Our scouts have been busy; but, although they have brought in a few prisoners, mostly farmers residing in the vicinity of the enemy's camp, we have obtained but little information respecting the rebels. I intend to send out a scouting party in the morning. Lieutenant Driscoll will command it. He is a brave, and, I think, prudent officer, and will leave camp at four o'clock, follow the road six miles, then take to the mountains, and endeavor to reach a point where he can overlook the enemy and estimate his strength.

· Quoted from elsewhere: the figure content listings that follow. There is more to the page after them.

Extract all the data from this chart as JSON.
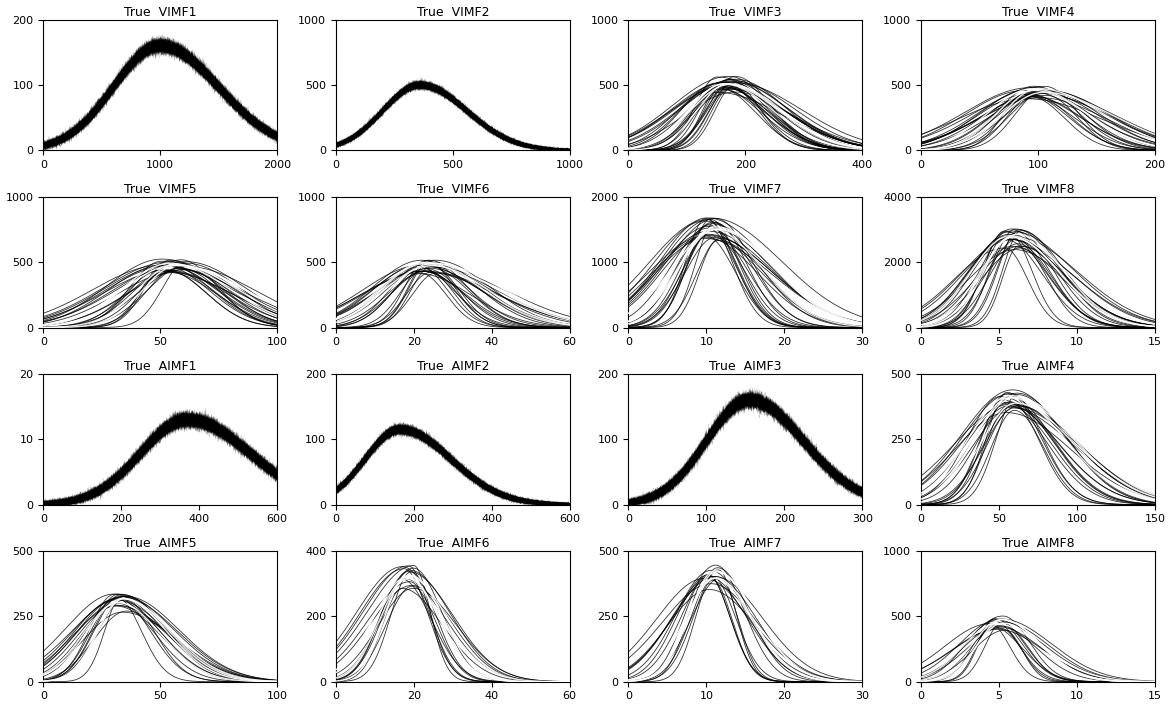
{
  "subplots": [
    {
      "title": "True  VIMF1",
      "xlim": [
        0,
        2000
      ],
      "ylim": [
        0,
        200
      ],
      "peak_x": 1000,
      "peak_y": 160,
      "sigma_l": 400,
      "sigma_r": 500,
      "noise": 0.55,
      "style": "noisy",
      "xticks": [
        0,
        1000,
        2000
      ],
      "yticks": [
        0,
        100,
        200
      ]
    },
    {
      "title": "True  VIMF2",
      "xlim": [
        0,
        1000
      ],
      "ylim": [
        0,
        1000
      ],
      "peak_x": 360,
      "peak_y": 500,
      "sigma_l": 160,
      "sigma_r": 200,
      "noise": 0.5,
      "style": "noisy",
      "xticks": [
        0,
        500,
        1000
      ],
      "yticks": [
        0,
        500,
        1000
      ]
    },
    {
      "title": "True  VIMF3",
      "xlim": [
        0,
        400
      ],
      "ylim": [
        0,
        1000
      ],
      "peak_x": 170,
      "peak_y": 540,
      "sigma_l": 60,
      "sigma_r": 80,
      "noise": 0.3,
      "style": "multi",
      "n_curves": 30,
      "xticks": [
        0,
        200,
        400
      ],
      "yticks": [
        0,
        500,
        1000
      ]
    },
    {
      "title": "True  VIMF4",
      "xlim": [
        0,
        200
      ],
      "ylim": [
        0,
        1000
      ],
      "peak_x": 100,
      "peak_y": 480,
      "sigma_l": 35,
      "sigma_r": 45,
      "noise": 0.25,
      "style": "multi",
      "n_curves": 25,
      "xticks": [
        0,
        100,
        200
      ],
      "yticks": [
        0,
        500,
        1000
      ]
    },
    {
      "title": "True  VIMF5",
      "xlim": [
        0,
        100
      ],
      "ylim": [
        0,
        1000
      ],
      "peak_x": 57,
      "peak_y": 500,
      "sigma_l": 18,
      "sigma_r": 22,
      "noise": 0.2,
      "style": "multi",
      "n_curves": 25,
      "xticks": [
        0,
        50,
        100
      ],
      "yticks": [
        0,
        500,
        1000
      ]
    },
    {
      "title": "True  VIMF6",
      "xlim": [
        0,
        60
      ],
      "ylim": [
        0,
        1000
      ],
      "peak_x": 24,
      "peak_y": 500,
      "sigma_l": 10,
      "sigma_r": 13,
      "noise": 0.2,
      "style": "multi",
      "n_curves": 25,
      "xticks": [
        0,
        20,
        40,
        60
      ],
      "yticks": [
        0,
        500,
        1000
      ]
    },
    {
      "title": "True  VIMF7",
      "xlim": [
        0,
        30
      ],
      "ylim": [
        0,
        2000
      ],
      "peak_x": 11,
      "peak_y": 1600,
      "sigma_l": 4.5,
      "sigma_r": 6.0,
      "noise": 0.2,
      "style": "multi",
      "n_curves": 25,
      "xticks": [
        0,
        10,
        20,
        30
      ],
      "yticks": [
        0,
        1000,
        2000
      ]
    },
    {
      "title": "True  VIMF8",
      "xlim": [
        0,
        15
      ],
      "ylim": [
        0,
        4000
      ],
      "peak_x": 6.0,
      "peak_y": 2900,
      "sigma_l": 2.0,
      "sigma_r": 2.8,
      "noise": 0.2,
      "style": "multi",
      "n_curves": 25,
      "xticks": [
        0,
        5,
        10,
        15
      ],
      "yticks": [
        0,
        2000,
        4000
      ]
    },
    {
      "title": "True  AIMF1",
      "xlim": [
        0,
        600
      ],
      "ylim": [
        0,
        20
      ],
      "peak_x": 370,
      "peak_y": 13.0,
      "sigma_l": 120,
      "sigma_r": 160,
      "noise": 0.7,
      "style": "noisy",
      "xticks": [
        0,
        200,
        400,
        600
      ],
      "yticks": [
        0,
        10,
        20
      ]
    },
    {
      "title": "True  AIMF2",
      "xlim": [
        0,
        600
      ],
      "ylim": [
        0,
        200
      ],
      "peak_x": 165,
      "peak_y": 115,
      "sigma_l": 90,
      "sigma_r": 130,
      "noise": 0.55,
      "style": "noisy",
      "xticks": [
        0,
        200,
        400,
        600
      ],
      "yticks": [
        0,
        100,
        200
      ]
    },
    {
      "title": "True  AIMF3",
      "xlim": [
        0,
        300
      ],
      "ylim": [
        0,
        200
      ],
      "peak_x": 155,
      "peak_y": 160,
      "sigma_l": 55,
      "sigma_r": 70,
      "noise": 0.6,
      "style": "noisy",
      "xticks": [
        0,
        100,
        200,
        300
      ],
      "yticks": [
        0,
        100,
        200
      ]
    },
    {
      "title": "True  AIMF4",
      "xlim": [
        0,
        150
      ],
      "ylim": [
        0,
        500
      ],
      "peak_x": 58,
      "peak_y": 420,
      "sigma_l": 22,
      "sigma_r": 30,
      "noise": 0.15,
      "style": "multi",
      "n_curves": 20,
      "xticks": [
        0,
        50,
        100,
        150
      ],
      "yticks": [
        0,
        250,
        500
      ]
    },
    {
      "title": "True  AIMF5",
      "xlim": [
        0,
        100
      ],
      "ylim": [
        0,
        500
      ],
      "peak_x": 33,
      "peak_y": 320,
      "sigma_l": 13,
      "sigma_r": 16,
      "noise": 0.12,
      "style": "multi",
      "n_curves": 20,
      "xticks": [
        0,
        50,
        100
      ],
      "yticks": [
        0,
        250,
        500
      ]
    },
    {
      "title": "True  AIMF6",
      "xlim": [
        0,
        60
      ],
      "ylim": [
        0,
        400
      ],
      "peak_x": 19,
      "peak_y": 340,
      "sigma_l": 7,
      "sigma_r": 8,
      "noise": 0.1,
      "style": "multi",
      "n_curves": 15,
      "xticks": [
        0,
        20,
        40,
        60
      ],
      "yticks": [
        0,
        200,
        400
      ]
    },
    {
      "title": "True  AIMF7",
      "xlim": [
        0,
        30
      ],
      "ylim": [
        0,
        500
      ],
      "peak_x": 11,
      "peak_y": 430,
      "sigma_l": 4,
      "sigma_r": 4.5,
      "noise": 0.08,
      "style": "multi",
      "n_curves": 15,
      "xticks": [
        0,
        10,
        20,
        30
      ],
      "yticks": [
        0,
        250,
        500
      ]
    },
    {
      "title": "True  AIMF8",
      "xlim": [
        0,
        15
      ],
      "ylim": [
        0,
        1000
      ],
      "peak_x": 5.0,
      "peak_y": 480,
      "sigma_l": 1.8,
      "sigma_r": 2.2,
      "noise": 0.08,
      "style": "multi",
      "n_curves": 15,
      "xticks": [
        0,
        5,
        10,
        15
      ],
      "yticks": [
        0,
        500,
        1000
      ]
    }
  ],
  "bg_color": "#ffffff",
  "figsize": [
    11.71,
    7.07
  ],
  "dpi": 100
}
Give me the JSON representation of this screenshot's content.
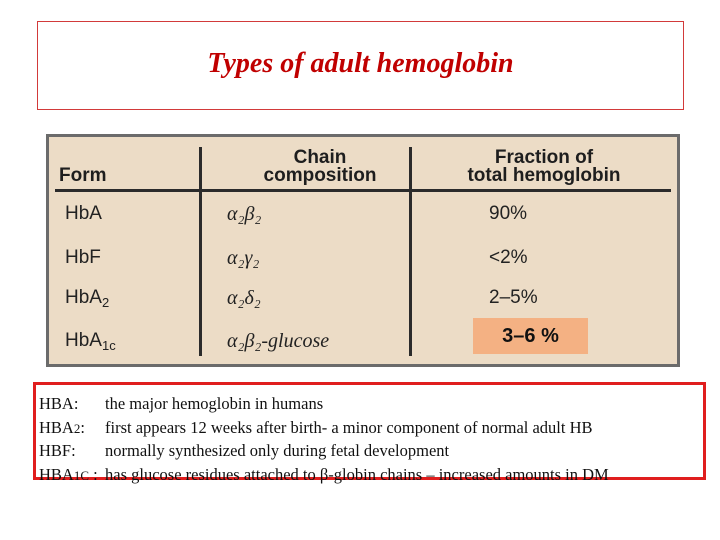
{
  "title": "Types of adult hemoglobin",
  "table": {
    "headers": {
      "form": "Form",
      "chain_line1": "Chain",
      "chain_line2": "composition",
      "fraction_line1": "Fraction of",
      "fraction_line2": "total hemoglobin"
    },
    "rows": [
      {
        "form": "HbA",
        "form_sub": "",
        "chain": "α₂β₂",
        "fraction": "90%"
      },
      {
        "form": "HbF",
        "form_sub": "",
        "chain": "α₂γ₂",
        "fraction": "<2%"
      },
      {
        "form": "HbA",
        "form_sub": "2",
        "chain": "α₂δ₂",
        "fraction": "2–5%"
      },
      {
        "form": "HbA",
        "form_sub": "1c",
        "chain": "α₂β₂-glucose",
        "fraction": ""
      }
    ],
    "highlight_value": "3–6 %",
    "colors": {
      "background": "#ecdcc6",
      "highlight": "#f4b183"
    }
  },
  "definitions": [
    {
      "term": "HBA",
      "term_small": "",
      "suffix": ":",
      "text": "the major hemoglobin in humans"
    },
    {
      "term": "HBA",
      "term_small": "2",
      "suffix": ":",
      "text": "first appears 12 weeks after birth- a minor component of normal adult HB"
    },
    {
      "term": "HBF",
      "term_small": "",
      "suffix": ":",
      "text": "normally synthesized only during fetal development"
    },
    {
      "term": "HBA",
      "term_small": "1C",
      "suffix": " :",
      "text": "has glucose residues attached to β-globin chains – increased amounts in DM"
    }
  ],
  "colors": {
    "title": "#c00000",
    "border": "#e01e1e"
  }
}
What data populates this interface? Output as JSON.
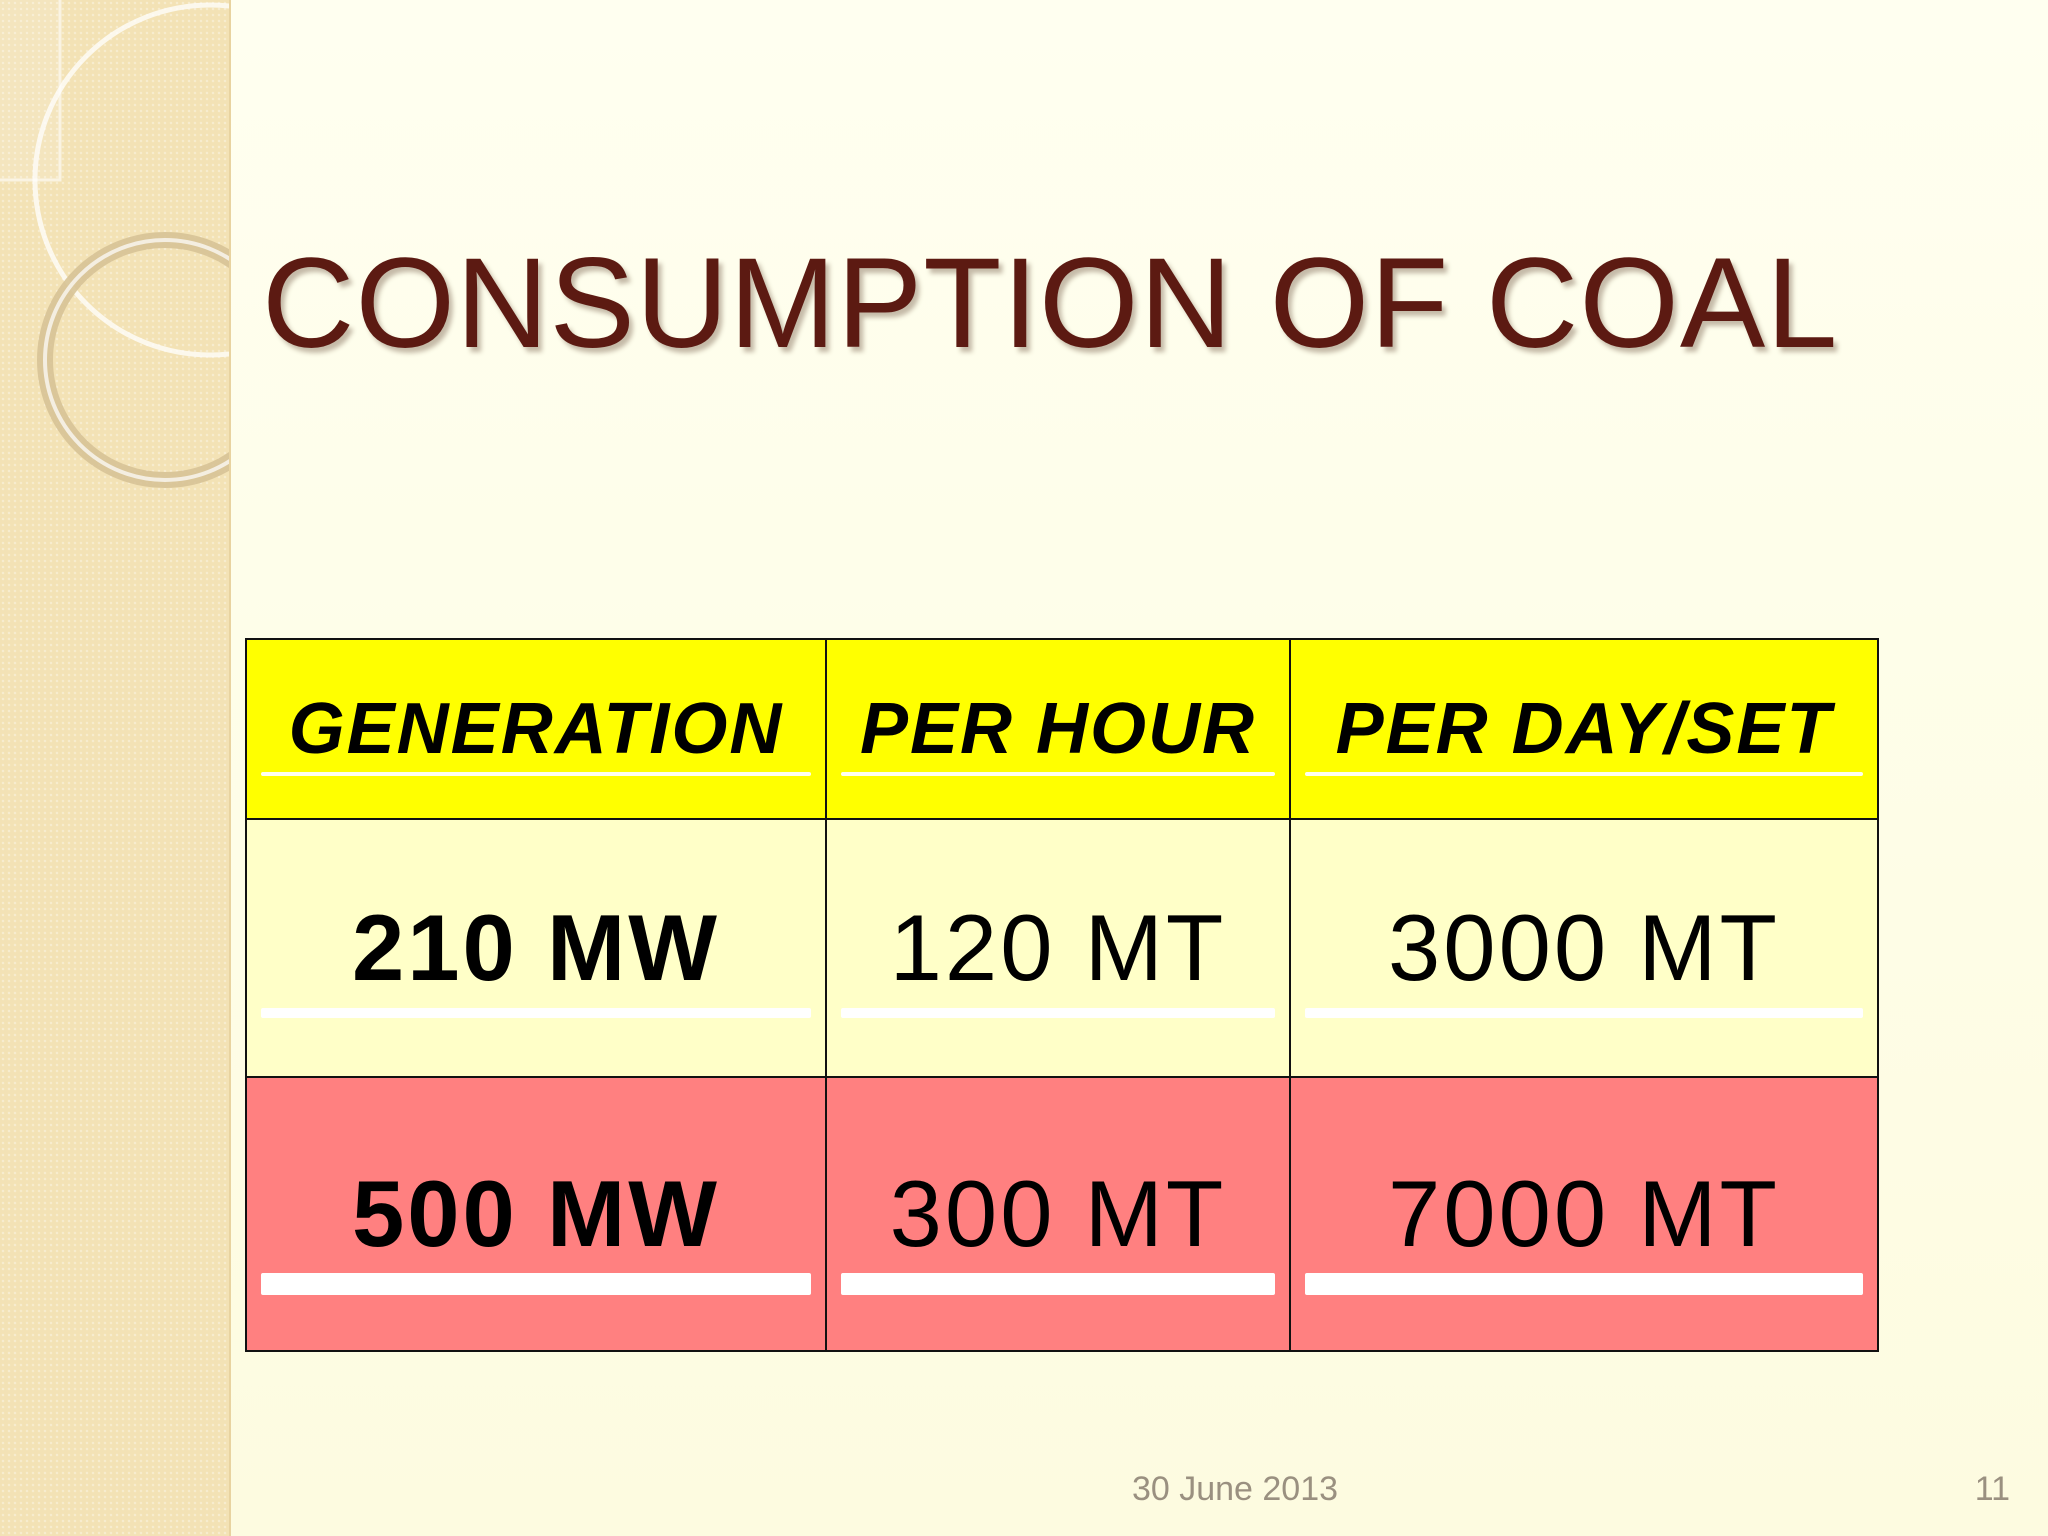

SOURCE: John Beatty, The Citizen-soldier: Or, Memoirs of a Volunteer, p. 45-6

Wednesday, October 23, 2024

Diary of Private Theodore Reichardt, Wednesday, January 1, 1862

Battery in camp near Poolesville; we, the centre section, on picket at Conrad's Ferry. Our picket duty, at this place, has been a very pleasant one, being very light, except the guard duty. Firing of videttes was very frequent during the night. But never did either party disturb the other with artillery practice during our stay. Sometimes signal rockets were sent up on the Maryland side, by rebel sympathizers, which were generally answered from the Virginia shore. General Stone had strong block-houses, of solid oak-timber, built on the line from Muddy Branch to Conrad's Ferry, for the defence of the Maryland side, large enough to hold three hundred men each. May it be remembered, pigs had to suffer in our neighborhood. The weather, having been pleasant for weeks, became very wintry after the first of January.

SOURCE: Theodore Reichardt, Diary of Battery A, First Regiment Rhode Island Light Artillery, p. 30-1

Diary of Private Theodore Reichardt, Monday, January 20, 1862

The centre section was relieved from picket at Conrad's Ferry, by the left section, under Lieut. Newton. The guns of the former remained there to be taken by the left section.

SOURCE: Theodore Reichardt, Diary of Battery A, First Regiment Rhode Island Light Artillery, p. 31

Tuesday, October 8, 2024

Diary of Private Seth J. Wells: November 25, 1862

On picket one mile southeast of LaGrange, the night was very cold.